Donc, ni lune de miel, ni Jurassic Park, mais une offre de travail.

Les initiateurs du Manifeste

Historique de sa rédaction

L’idée d’une initiative contre la pensée unique DSM est née de plusieurs personnes : T. Garcia-Fons, D. Tourrès Gobert, G. Dana, G. Pommier, A. Vanier, T. Jean, P. Landman, C. Hoffmann, J.-R. Freymann et M. Patris. Fort de ce collectif et dans la suite des états généraux de la psychiatrie de 2003, une première réunion s’est tenu le 9 octobre 2010. Ont été conviés et ont donné une suite favorable ou sont venus : D. Widlöcher, M. Aisenstein, J.-A. Miller qui a demandé à F. Leguil d’être présent. Celui-ci a participé à la rédaction du manifeste. J.-D. Nasio a délégué L. Zolty. J.-J. Tyszler a délégué N. Dissez. C. Melman, C. Landman, M. Czermak, C. Soler, F. Gorog et C. Dumézil ont également declare leur intérêt. P. Guyomard a délégué J.-F. Solal qui fait partie du groupe rédacteur du manifeste. Ont aussi participé A. Besse et M. Botbol qui ont des responsabilités syndicales et sont engagés dans l’établissement d’une classification internationale centrée sur la psychiatrie de la personne : le PID. Sont venus aux réunions ou ont manifesté leur intérêt : M. Strauss, C. Léger, B. Toboul, A. Deniau, D. Couturier, Y. Cann, Y. Manella, L. Levaguerese, A. Benisty, R. Rechtman, D. Lauru, B. Billot Mongin. R. Lemoigne, J.-J. Moscovitz, E. Winter, O. Douville, G. Archambault, A. Coen, J. Sedat.

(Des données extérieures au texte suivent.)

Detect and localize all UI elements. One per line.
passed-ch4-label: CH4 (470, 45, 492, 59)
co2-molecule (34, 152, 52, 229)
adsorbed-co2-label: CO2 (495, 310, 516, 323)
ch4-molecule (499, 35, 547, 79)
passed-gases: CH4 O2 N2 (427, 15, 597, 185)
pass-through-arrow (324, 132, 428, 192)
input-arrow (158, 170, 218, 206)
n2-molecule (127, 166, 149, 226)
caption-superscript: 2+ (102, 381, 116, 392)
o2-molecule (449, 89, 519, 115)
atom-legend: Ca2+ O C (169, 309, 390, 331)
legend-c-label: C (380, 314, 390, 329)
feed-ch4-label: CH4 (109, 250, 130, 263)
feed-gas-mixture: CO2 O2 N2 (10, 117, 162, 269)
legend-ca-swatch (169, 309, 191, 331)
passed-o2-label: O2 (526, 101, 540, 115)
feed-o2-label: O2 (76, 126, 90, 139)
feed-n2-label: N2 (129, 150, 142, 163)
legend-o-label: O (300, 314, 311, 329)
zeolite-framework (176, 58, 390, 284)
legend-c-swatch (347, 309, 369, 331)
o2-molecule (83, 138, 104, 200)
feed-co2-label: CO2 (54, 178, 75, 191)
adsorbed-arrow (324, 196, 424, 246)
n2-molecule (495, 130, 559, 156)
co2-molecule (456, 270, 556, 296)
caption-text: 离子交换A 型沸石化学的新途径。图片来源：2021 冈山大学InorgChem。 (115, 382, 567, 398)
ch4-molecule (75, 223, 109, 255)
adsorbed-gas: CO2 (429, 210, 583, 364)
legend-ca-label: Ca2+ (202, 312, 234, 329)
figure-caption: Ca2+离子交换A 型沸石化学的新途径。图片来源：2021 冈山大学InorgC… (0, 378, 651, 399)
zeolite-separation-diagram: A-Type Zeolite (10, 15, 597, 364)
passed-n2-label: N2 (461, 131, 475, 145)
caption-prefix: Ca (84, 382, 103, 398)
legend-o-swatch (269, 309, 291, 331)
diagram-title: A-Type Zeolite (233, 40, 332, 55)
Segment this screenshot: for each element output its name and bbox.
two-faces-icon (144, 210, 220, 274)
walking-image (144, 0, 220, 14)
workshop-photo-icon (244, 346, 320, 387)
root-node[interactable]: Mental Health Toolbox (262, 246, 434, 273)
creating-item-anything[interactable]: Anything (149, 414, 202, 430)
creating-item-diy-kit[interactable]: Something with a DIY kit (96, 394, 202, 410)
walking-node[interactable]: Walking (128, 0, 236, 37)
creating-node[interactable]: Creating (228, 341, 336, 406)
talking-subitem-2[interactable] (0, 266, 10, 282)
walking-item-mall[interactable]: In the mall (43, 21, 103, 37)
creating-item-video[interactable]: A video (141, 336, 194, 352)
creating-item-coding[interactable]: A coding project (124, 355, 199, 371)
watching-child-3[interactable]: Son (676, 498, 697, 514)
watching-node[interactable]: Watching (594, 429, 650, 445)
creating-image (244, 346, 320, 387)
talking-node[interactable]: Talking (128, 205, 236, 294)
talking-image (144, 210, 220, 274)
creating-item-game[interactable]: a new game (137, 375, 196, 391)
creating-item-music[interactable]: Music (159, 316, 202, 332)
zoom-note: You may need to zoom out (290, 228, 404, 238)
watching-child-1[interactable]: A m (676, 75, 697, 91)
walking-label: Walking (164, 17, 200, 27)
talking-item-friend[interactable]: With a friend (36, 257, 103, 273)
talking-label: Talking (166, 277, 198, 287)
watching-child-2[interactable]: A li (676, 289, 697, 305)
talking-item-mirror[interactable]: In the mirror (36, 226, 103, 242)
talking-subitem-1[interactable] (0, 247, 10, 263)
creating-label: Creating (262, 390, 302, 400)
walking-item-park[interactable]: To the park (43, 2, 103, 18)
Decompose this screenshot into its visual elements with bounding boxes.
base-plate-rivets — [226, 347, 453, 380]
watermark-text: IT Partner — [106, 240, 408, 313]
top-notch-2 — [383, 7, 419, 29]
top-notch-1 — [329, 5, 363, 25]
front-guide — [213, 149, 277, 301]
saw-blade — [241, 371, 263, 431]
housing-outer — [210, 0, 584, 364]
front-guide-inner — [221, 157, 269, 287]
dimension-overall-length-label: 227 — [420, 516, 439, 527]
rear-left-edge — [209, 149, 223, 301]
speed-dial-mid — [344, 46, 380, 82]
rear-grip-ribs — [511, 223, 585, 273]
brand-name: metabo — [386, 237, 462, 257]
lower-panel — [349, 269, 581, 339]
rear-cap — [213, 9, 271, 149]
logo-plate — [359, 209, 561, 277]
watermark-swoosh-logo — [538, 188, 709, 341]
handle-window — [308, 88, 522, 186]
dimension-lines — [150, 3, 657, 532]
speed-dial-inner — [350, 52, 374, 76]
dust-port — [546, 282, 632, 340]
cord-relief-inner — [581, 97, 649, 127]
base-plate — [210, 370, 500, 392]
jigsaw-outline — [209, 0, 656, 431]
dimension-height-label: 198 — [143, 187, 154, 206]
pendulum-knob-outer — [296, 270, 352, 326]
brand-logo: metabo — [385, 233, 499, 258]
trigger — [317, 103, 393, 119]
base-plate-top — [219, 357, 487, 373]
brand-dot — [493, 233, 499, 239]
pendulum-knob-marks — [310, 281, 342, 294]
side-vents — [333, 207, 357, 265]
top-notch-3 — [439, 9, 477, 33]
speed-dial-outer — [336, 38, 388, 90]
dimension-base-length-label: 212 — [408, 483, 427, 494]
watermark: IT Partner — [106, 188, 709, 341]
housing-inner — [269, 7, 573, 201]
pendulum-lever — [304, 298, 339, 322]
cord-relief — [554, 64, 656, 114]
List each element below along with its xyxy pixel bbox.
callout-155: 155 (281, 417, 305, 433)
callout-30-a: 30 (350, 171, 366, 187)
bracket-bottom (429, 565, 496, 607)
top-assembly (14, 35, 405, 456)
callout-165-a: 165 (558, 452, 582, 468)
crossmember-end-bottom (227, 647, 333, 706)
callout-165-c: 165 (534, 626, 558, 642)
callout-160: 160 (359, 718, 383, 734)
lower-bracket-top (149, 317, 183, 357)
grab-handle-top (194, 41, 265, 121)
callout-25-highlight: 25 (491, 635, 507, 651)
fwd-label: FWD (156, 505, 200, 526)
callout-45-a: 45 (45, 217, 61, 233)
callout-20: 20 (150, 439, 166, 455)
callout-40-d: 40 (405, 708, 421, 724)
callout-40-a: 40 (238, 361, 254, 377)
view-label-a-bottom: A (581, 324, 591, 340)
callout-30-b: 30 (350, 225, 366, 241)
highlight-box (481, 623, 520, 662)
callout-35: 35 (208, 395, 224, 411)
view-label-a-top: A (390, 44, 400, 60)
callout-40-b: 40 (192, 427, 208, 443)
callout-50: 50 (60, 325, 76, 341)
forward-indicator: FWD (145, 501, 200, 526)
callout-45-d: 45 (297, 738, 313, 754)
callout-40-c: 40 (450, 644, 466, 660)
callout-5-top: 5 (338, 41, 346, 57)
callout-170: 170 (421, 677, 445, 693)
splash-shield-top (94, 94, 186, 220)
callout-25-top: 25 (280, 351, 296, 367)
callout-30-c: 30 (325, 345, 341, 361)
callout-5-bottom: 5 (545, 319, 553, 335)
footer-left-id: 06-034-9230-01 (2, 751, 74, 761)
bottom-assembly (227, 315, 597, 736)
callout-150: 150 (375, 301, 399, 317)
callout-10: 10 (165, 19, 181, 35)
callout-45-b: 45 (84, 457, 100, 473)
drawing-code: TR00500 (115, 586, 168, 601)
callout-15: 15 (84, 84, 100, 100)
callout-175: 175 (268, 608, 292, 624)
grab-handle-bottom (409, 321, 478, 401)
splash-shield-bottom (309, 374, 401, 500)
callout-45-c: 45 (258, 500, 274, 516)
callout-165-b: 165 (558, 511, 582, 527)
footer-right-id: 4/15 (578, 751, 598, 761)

J.-C. Aguerre, M. David, N. Gougoulis, F. Krammerer participent à la rédaction du manifeste.

Le 9 octobre après un débat sur les classifications, il a été décidé de constituer un groupe restreint pour rédiger un projet de manifeste dont la première écriture a été confiée à G. Pommier.

Le groupe restreint s’est réuni plusieurs fois et le projet de manifeste a circulé pour élargir la discussion et les critiques. Le principe d’une deuxième réunion a été arrêté pour la date du 1er février 2011.

A cette deuxième réunion, tous les participants de celle du 9 octobre ont été conviés, ainsi que J.-M. Porte, F. Votadoro qui a délégué P. Michon Raffaitin, D. Marcelli, P. Gutton, A. Braconnier, D. Zaoui, B. Defrenet, G. Balzaguette, J. Garrabé, F. Drossart, J.-M. Hervieu, R. Samacher, M. Corcos, R. Chemama, C. Meut, Y.-C. Stavy, A. Vaissermann, D. Wintrebert, F. Blanadet, M.-R. Moro, P. Bellot, M. David Menard, J. Siboni, Y. Pelissier, A. Van Effenterre, J. Jungman, C.-N. Pickmann, H. Guilyardi, H. Bentata, A. Vodovosoff, C. Delarue, G. Fishman, B. Bremond, D. Levy, M. Moreau-Ricaud, H. Oppenheim-Gluckman, M. Robert, G. Sapriel, J.-P. Drapier, R. Horowitz, E. Jalley, P. Bantman ainsi que A. Michels, M. Reccalcati, L. Bailly, J. Birman, tous les quatre résidant à l’étranger.


Patrick Landman est psychiatre, psychanalyste, juriste, ancien président d’Espace analytique.